Fiksuhuuto.fi - smart bidding by the cent
Antti Vilpponen
Fiksuhuuto.fi is an online bidding company founded in early 2008 by Jussi Mäntylä and Tuomo Siurua. The idea behind the concept is simple yet unique. There are open bids on the website put up by the company. You purchase a right to bid for those products (priced between 1,90 and 0,84 euros). Every bid you make increases the price by one cent. Also, when you place your bid for the product the countdown to close the bid starts from the beginning. The coundowns are usually between one and two minutes.
Jussi and Tommi have filed a patent application for the idea. Currently they employ 12 people and ship around 100 products per day. If you calculate 30 bids per product (which is probably far too little), they would be getting somewhere around 3000 euros a day (on an average bid price of 1 euro) just for the bids.






March 27th, 2008 at 9:57 am
So how does this relate to kakusuu.com or the provider infire.com? They run a site with a very (very) similar look-and-feel and identical business.
It’s an interesting system that’s probably vulnerable to some amount of “gaming” with some technological help. For the consumers, however, it’s a bit like lottery (which I call an additional tax on people bad at math) and the more popular it becomes the worse it gets.
March 27th, 2008 at 10:12 am
Just so I’m clear - you pay for the right to bid in the auction! So you can pay money and still walk away with nothing. How is this different from gambling?
March 27th, 2008 at 10:26 am
Jon,
My thoughts exactly. The concept is only “innovative” from the very surface - think about it a bit more and it becomes clear it’s just another form of gambling.

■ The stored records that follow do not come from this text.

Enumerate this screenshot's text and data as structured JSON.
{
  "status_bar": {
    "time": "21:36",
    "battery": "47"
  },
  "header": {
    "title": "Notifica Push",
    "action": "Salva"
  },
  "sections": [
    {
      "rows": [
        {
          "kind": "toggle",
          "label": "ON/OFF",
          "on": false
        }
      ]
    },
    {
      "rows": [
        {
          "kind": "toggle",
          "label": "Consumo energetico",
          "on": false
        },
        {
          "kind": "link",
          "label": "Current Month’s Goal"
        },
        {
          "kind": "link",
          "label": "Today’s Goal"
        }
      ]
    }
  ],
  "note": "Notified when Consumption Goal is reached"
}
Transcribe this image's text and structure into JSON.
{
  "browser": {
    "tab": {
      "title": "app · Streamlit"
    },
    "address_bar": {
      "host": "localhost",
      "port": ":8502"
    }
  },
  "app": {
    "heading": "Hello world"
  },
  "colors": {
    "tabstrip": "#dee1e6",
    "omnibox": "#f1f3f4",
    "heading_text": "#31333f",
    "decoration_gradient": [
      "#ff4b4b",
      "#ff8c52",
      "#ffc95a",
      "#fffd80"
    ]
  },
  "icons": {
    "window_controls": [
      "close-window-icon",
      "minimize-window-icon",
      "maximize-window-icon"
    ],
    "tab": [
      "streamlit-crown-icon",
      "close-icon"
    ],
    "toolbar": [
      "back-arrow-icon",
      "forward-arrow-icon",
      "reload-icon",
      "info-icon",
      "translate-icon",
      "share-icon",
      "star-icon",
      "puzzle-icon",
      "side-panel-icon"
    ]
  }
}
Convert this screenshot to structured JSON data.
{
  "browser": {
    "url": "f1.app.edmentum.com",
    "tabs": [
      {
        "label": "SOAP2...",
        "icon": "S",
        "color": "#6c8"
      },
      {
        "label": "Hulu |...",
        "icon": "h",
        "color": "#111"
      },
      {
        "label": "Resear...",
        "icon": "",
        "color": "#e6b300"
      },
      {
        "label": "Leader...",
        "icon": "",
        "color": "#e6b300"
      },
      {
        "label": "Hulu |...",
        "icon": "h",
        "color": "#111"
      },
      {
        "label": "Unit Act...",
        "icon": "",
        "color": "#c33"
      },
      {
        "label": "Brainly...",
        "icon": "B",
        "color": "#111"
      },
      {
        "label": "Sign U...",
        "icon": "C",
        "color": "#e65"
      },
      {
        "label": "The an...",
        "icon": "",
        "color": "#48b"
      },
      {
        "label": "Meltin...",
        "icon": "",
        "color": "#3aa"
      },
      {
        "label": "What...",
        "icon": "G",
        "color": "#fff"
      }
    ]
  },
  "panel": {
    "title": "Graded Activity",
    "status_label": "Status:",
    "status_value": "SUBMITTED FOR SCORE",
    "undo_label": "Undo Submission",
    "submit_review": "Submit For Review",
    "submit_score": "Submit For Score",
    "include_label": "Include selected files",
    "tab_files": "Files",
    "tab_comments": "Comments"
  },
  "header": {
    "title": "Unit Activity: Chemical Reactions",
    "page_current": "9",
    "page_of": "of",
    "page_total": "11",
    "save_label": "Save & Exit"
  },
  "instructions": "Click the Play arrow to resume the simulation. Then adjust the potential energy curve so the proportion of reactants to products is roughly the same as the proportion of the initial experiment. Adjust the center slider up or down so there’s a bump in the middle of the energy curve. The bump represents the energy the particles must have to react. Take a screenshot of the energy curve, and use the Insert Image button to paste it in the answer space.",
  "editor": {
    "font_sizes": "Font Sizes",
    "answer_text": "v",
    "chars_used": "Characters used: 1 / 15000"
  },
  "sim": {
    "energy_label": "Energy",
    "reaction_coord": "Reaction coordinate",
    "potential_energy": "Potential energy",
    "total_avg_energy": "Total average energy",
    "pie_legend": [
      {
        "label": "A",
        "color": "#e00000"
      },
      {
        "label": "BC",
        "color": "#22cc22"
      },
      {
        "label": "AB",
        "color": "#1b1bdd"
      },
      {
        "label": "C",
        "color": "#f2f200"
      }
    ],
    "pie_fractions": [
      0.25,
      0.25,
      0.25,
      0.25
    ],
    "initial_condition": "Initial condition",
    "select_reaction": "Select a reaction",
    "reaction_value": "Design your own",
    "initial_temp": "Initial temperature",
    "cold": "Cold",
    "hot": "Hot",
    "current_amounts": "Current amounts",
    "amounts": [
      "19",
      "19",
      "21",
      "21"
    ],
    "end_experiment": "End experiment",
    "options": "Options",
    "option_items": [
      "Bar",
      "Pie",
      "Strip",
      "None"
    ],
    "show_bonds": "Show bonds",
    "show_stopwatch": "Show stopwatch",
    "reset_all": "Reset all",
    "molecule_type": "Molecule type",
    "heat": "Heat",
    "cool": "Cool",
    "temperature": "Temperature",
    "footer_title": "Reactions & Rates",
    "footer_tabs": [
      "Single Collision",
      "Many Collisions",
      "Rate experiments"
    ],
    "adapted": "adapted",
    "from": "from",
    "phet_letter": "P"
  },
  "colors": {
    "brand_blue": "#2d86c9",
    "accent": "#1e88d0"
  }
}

March 27th, 2008 at 10:29 am
Sami and Jon, they have actually a few investigations from the Gambling and Lottery department to investigate their operations.
March 27th, 2008 at 11:20 am
It’s the same model that Bidster, Sentti.fi and others use: Paid-for lottery disguised as an auction. I would compare this to the ringtone scam model - monthly subscription plans disguised as “free ringtone” downloads. This works relatively well (until you get busted by the authorities) as very often somebody else than you pays your phone bill.
But the model might not be totally doomed - in U.S. the leading provider Limbo changed their model from premium SMS to standard SMS, so the consumer only pay 10-20 cents per message. They use the “auction” on marketing campaigns and the money comes from product manufacturers and media companies. They are also creating their own communities which can be used for direct marketing and advertising purposes.
What I’ve heard, Limbo has become one of the largest SMS “retailers” in the U.S. which proves that the consumers really like this type of a game. I tried it myself a few years ago and I must admit it was fun. But once again, scamming consumers is not a long-term business model.